Dünya, COVID-19 salgınının ortasında durma noktasına gelirken, ben de erkekten kadına geçiş yaparak kendi hayatımı değiştirecek bir yolculuğa çıktım. Küresel bir krizin çalkantılı arka planının deneyimimi derinden şekillendireceğini pek bilmiyordum.
Pandemiden önce hoşnutsuzluğum giderek artıyordu. Gerçek kimliğime uymayan bir bedenin içinde sıkışıp kaldığımı hissettim ve nihayet özgün bir şekilde yaşayabileceğim günü özlemiştim. Karantina sırasında toplum durma noktasına geldiğinde, nihayet dönüşümüme yönelik adımlar atma fırsatını gördüm.
Başlangıçta heyecan, korku ve belirsizlik gibi duyguların bir karışımını hissettim. Hormon replasman tedavisine (HRT) başlama düşüncesi hem heyecan verici hem de göz korkutucuydu. Ancak pandemi sırasındaki sınırlı sosyal etkileşimler beklenmedik bir mahremiyet duygusu sağladı ve ilk değişiklikleri nispeten ihtiyatlı bir şekilde yönetmemi sağladı.
Haftalar aylara dönüşürken bedenimde ve duygularımda ince dönüşümler fark ettim. Sesim yumuşadı, cildim pürüzsüzleşti ve vücudum daha kadınsı hatlara bürünmeye başladı. HRT sadece fiziksel görünüşümü değil aynı zamanda zihinsel ve duygusal durumumu da değiştiriyordu. Gerçek benliğimle daha uyumlu olduğumu hissettim ve yeni keşfedilen bir huzur duygusu yaşadım.
Bu metamorfoz yolculuğunda, pandemi sırasında geçişlerini yönlendiren diğer trans bireylerle bağlantı kurduğum çevrimiçi destek gruplarında teselli buldum. Deneyimleri, ipuçlarını ve teşvikleri paylaşmak, özellikle şüphe ve izolasyon anlarıyla karşı karşıya kaldığımızda bir cankurtaran halatı haline geldi.

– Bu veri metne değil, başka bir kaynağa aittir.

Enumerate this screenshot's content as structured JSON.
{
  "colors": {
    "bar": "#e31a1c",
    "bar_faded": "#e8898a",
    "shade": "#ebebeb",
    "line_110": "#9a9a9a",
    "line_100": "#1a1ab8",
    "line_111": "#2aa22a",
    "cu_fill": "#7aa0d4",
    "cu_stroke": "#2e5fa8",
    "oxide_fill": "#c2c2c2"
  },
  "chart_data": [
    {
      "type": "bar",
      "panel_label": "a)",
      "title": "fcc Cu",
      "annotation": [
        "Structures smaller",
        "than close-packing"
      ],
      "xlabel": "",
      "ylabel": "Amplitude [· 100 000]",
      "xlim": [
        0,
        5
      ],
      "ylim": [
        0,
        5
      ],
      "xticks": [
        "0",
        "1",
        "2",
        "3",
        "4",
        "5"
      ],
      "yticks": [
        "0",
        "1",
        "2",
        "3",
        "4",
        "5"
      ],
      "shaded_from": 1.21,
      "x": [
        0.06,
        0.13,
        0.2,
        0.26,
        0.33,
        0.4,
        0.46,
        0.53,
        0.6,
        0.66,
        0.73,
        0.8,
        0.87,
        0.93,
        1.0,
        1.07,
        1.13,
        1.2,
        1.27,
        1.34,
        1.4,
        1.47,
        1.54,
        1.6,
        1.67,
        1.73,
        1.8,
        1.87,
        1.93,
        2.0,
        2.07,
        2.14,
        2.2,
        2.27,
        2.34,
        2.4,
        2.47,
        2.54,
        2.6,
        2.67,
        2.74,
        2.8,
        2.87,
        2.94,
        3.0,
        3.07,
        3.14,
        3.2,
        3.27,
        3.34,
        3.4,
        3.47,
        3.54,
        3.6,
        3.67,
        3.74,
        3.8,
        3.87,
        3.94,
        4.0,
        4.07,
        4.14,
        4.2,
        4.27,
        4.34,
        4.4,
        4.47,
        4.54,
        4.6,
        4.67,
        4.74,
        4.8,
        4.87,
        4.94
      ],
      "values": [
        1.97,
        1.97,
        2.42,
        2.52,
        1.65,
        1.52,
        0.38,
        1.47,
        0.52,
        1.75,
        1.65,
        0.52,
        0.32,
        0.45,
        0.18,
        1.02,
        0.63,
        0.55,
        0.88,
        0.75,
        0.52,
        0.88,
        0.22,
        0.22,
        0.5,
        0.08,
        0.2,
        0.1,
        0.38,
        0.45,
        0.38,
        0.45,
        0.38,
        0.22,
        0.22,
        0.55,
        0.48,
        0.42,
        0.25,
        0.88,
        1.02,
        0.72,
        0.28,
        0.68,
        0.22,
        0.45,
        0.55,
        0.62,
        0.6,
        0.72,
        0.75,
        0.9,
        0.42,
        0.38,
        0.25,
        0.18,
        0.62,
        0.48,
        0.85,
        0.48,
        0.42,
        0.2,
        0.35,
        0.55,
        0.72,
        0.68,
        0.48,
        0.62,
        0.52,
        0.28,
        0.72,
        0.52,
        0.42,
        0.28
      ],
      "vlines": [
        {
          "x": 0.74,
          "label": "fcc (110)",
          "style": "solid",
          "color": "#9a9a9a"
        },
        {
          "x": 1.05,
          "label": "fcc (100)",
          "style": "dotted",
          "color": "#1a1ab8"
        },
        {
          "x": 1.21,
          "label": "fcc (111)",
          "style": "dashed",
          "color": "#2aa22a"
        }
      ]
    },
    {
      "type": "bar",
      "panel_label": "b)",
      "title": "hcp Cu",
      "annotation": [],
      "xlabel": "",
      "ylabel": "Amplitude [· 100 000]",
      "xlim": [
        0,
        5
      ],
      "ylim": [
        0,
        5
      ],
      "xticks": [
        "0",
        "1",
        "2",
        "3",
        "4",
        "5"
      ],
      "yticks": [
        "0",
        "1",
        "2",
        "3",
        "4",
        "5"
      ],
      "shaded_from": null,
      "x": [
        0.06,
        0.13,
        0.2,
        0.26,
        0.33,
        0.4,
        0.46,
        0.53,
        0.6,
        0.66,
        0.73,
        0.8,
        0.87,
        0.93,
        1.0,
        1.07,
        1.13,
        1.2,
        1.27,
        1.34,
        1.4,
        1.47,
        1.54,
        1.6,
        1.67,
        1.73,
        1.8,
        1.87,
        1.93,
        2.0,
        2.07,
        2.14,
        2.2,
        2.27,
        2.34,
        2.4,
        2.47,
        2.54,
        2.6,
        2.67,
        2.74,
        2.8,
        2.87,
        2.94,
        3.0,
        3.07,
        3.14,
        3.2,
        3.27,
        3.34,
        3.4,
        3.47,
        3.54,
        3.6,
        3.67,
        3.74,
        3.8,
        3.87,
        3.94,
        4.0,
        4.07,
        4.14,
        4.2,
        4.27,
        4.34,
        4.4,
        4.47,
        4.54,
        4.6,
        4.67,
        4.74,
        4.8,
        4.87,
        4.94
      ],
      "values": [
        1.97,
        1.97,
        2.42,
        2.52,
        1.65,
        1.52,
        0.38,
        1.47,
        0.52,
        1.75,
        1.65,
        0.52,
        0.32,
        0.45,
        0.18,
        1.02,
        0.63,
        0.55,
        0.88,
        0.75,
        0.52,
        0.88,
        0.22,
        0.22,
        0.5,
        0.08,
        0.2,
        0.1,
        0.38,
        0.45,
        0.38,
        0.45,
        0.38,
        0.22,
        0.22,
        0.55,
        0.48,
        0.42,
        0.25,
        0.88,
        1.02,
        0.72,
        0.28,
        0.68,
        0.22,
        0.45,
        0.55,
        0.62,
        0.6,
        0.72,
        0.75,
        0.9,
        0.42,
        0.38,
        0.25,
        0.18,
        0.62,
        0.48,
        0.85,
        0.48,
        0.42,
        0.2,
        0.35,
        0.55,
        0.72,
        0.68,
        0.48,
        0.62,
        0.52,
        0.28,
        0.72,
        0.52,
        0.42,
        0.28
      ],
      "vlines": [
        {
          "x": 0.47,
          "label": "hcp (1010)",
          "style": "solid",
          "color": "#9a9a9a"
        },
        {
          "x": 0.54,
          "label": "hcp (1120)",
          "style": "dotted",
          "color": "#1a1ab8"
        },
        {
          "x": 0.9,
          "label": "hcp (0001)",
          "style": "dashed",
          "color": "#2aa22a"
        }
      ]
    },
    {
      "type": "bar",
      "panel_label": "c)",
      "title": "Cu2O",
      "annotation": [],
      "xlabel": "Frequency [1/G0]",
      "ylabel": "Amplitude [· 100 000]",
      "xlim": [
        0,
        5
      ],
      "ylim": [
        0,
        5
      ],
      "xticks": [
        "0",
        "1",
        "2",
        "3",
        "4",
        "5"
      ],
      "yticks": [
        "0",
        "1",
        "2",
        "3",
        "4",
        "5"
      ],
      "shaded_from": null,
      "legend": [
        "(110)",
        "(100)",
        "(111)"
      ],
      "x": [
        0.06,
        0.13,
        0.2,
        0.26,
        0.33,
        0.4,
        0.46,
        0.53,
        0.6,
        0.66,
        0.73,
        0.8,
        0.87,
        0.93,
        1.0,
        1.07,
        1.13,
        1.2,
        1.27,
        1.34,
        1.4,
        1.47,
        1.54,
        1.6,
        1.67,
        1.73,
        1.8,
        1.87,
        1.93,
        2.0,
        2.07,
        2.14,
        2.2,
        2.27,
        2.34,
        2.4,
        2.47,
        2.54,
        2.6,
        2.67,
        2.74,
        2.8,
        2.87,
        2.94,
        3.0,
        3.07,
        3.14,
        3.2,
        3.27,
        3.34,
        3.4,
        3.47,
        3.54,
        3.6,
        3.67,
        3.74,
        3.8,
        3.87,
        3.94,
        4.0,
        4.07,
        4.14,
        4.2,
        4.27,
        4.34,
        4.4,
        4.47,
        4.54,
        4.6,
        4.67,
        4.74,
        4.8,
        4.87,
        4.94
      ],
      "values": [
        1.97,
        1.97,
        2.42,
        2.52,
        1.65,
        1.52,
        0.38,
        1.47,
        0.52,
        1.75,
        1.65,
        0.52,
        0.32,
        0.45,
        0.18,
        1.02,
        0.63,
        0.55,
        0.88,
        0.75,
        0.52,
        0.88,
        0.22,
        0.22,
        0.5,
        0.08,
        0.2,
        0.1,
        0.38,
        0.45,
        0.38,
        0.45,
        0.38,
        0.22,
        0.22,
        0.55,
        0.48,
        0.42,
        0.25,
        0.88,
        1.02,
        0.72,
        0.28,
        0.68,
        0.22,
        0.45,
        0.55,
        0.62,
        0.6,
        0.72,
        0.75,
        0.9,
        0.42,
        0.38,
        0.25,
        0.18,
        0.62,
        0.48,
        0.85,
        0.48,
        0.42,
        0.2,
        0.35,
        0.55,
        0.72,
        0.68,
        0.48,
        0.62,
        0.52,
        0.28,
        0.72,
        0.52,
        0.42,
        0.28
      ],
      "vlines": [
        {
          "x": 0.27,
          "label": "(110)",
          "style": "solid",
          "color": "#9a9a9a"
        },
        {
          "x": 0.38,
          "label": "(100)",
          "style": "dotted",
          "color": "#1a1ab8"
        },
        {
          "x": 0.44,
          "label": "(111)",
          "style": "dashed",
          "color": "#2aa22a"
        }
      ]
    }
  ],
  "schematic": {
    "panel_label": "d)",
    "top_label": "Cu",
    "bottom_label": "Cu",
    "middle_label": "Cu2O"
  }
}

Pandemi sırasında kendi kendime düşünmek için daha fazla zamanım oldu. Kimliğimi ve transseksüel olmanın ne anlama geldiğini daha derinlemesine araştırdım. Dünya eşitlik ve adalet sorunlarıyla uğraşırken, cinsiyet yolculuğumun ve daha geniş sosyal ve politik manzaranın kesişimini keşfettim. Bu iç gözlem dönemi kararlılığımı güçlendirdi ve gerçeğimi yaşama konusunda beni daha da kararlı hale getirdi.
Kısıtlamalar hafifledikçe ve dünya yeniden açılmaya başladıkça, kamusal alanda değişen bir kimlikle gezinme zorluğuyla karşılaştım. Bakışlarla ve ara sıra yanlış cinsiyetlendirmelerle karşılaşmak başlangıçta rahatsız ediciydi, ancak gerçek benliğimi benimseyen arkadaşlarımın ve ailemin desteğinde güç buldum. Yavaş yavaş, hayatımın her alanında kendimi özgün bir şekilde ifade etme konusunda güven kazandım.
Pandemi sırasında geçirdiğim bir yılın ardından geriye dönüp baktığımda, bunun getirdiği beklenmedik hediyeler için minnettarlıkla doluyum. Bazı zorlukları güçlendirirken, aynı zamanda kişisel gelişim ve kendini keşfetme için eşsiz bir fırsat da sağladı. Bu dönemden daha güçlü, daha dirençli ve gerçek kimliğime derinden bağlı olarak çıktım.
Pandemi dünyayı durdurmuş olabilir ama yıllardır içimde gelişen bir yolculuğa çıkmamı engelleyemezdi. Bana, küresel çalkantıların ortasında bile tatmin edici bir hayat yaşamak için kişisel dönüşümün mümkün ve gerekli olduğunu öğretti. Yoluma devam ederken, beni şekillendiren deneyimlere minnettarım ve sonunda gerçeğimi tam ve özgün bir şekilde yaşayabileceğim önümdeki geleceğe dair heyecan duyuyorum.